AI & MACHINE LEARNING PROGRAM • LEVEL 14 — DIMENSIONALITY REDUCTION

Center Feature Data with Python

Learn center feature data with python with a short, executable Python example.

IntermediateCenteringPCA

PROBLEM UNDERSTANDING

Input and expected output

Sample input
No input required
Sample output
[-2.0, 0.0, 2.0]

COMPLETE PYTHON PROGRAM

Complete Python implementation

ai-ml-14-center-data.py
Open in compiler
values = [2,4,6]
mean = sum(values)/len(values)
print([value-mean for value in values])

GUIDED CODE TOUR • NOT LIVE EXECUTION

Study the program line by line

Use the real compiler button above to run and debug with different inputs.

CURRENT STEP

Select Start to walk through the important lines.

SELECTED LINE

No line selected

EXPECTED OUTPUT FOR THE SAMPLE

[-2.0, 0.0, 2.0]
0%Step 0 of 0

PROGRAM EXPLANATION

Algorithm and explanation

  1. Initialize the sample values used to center feature data.
  2. Process the data step by step using Centering and PCA.
  3. Display the result for center feature data and compare it with the documented sample output.
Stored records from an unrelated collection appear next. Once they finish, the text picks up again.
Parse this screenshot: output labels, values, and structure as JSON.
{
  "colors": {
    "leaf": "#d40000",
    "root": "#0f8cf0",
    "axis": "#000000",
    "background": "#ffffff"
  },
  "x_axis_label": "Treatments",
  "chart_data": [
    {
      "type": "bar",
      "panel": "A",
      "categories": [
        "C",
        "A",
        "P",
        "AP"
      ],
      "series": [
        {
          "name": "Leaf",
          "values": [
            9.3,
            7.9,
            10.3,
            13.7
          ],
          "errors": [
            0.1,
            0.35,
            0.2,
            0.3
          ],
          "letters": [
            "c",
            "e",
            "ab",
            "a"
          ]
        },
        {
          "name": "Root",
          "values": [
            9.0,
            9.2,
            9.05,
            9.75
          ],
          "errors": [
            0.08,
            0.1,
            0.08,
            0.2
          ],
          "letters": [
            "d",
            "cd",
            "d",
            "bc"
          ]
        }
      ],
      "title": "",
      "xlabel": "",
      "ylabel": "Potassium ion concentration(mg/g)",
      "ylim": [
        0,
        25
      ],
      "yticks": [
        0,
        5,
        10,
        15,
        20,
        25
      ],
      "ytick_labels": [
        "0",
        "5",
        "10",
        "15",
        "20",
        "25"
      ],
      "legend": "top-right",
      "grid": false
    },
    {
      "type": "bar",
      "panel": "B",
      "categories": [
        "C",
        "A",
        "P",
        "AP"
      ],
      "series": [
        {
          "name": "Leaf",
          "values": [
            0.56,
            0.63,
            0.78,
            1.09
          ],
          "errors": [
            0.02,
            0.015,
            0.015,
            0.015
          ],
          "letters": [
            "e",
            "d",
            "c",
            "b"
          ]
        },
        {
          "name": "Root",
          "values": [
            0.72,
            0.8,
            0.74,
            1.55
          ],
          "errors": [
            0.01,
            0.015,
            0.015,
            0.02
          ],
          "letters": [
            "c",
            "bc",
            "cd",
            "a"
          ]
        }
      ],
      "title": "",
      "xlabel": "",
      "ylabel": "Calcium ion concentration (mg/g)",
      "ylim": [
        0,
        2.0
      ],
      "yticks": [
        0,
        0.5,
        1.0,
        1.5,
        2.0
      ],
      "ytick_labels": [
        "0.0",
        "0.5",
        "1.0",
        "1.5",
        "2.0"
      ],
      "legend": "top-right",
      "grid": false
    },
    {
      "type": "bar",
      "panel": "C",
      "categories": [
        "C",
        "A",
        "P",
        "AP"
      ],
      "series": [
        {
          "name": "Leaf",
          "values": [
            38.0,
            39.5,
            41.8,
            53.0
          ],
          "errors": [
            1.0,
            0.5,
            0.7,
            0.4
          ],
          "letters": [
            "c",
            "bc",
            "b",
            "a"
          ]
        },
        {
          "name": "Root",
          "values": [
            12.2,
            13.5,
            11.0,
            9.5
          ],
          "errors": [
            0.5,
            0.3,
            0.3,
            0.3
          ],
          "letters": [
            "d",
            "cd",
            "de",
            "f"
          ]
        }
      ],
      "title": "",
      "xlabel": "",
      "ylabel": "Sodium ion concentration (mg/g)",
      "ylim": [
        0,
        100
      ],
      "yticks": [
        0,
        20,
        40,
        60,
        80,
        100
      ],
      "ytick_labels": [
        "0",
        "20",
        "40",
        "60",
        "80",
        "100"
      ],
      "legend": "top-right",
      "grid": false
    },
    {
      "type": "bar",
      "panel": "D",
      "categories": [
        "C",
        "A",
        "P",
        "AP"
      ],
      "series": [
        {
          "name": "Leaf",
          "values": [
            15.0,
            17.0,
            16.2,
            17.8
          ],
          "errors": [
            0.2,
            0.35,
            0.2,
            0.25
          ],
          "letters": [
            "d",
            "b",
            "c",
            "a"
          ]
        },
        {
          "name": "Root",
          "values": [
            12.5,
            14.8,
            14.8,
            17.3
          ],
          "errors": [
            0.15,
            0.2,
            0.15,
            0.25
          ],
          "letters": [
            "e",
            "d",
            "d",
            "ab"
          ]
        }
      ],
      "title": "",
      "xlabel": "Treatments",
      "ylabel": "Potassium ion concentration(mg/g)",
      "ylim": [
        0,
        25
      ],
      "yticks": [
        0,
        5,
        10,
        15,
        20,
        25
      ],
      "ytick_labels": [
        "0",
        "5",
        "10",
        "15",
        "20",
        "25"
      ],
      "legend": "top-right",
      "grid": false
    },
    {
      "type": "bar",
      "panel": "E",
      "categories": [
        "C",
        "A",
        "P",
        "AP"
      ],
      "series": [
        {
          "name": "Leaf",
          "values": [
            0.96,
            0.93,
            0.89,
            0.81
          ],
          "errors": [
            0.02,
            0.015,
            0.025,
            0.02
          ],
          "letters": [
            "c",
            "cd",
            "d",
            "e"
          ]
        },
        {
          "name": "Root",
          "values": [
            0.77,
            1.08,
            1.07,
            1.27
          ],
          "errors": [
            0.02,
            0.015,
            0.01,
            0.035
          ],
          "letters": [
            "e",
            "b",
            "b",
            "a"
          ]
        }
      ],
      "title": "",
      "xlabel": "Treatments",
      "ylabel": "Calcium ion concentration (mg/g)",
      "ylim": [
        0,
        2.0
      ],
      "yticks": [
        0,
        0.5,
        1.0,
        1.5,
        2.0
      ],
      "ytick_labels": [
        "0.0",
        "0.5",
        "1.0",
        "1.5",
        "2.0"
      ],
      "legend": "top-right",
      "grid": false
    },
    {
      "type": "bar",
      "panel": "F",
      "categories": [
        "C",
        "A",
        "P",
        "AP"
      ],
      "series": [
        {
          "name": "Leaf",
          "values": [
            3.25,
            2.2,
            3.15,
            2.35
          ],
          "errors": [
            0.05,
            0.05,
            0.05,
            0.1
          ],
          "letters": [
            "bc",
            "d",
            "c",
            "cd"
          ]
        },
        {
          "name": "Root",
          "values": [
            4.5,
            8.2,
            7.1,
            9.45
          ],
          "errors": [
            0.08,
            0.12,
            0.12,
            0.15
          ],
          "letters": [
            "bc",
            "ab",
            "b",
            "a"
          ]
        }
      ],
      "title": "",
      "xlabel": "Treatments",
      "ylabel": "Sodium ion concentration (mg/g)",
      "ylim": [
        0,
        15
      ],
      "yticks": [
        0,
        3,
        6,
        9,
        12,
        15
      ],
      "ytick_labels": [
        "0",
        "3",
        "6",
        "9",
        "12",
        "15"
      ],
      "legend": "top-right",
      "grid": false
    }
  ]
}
This example of center feature data processes the sample values in a controlled iteration. It demonstrates Centering and PCA and prints a deterministic result that can be checked against the sample output.

EFFICIENCY

Time and space complexity

Time complexity

O(n)

Auxiliary space

O(n)

DEBUGGING CHECKLIST

Common mistakes

Check this

For center feature data, keep the data shape and value types consistent with Centering.

Check this

Keep every dependent statement inside the correct indented Python block.

Check this

Check denominators, numeric ranges and rounding before comparing the calculated value.

Try it yourself

Practice: Run the program with the sample input, predict its output, and then test one boundary case of your own.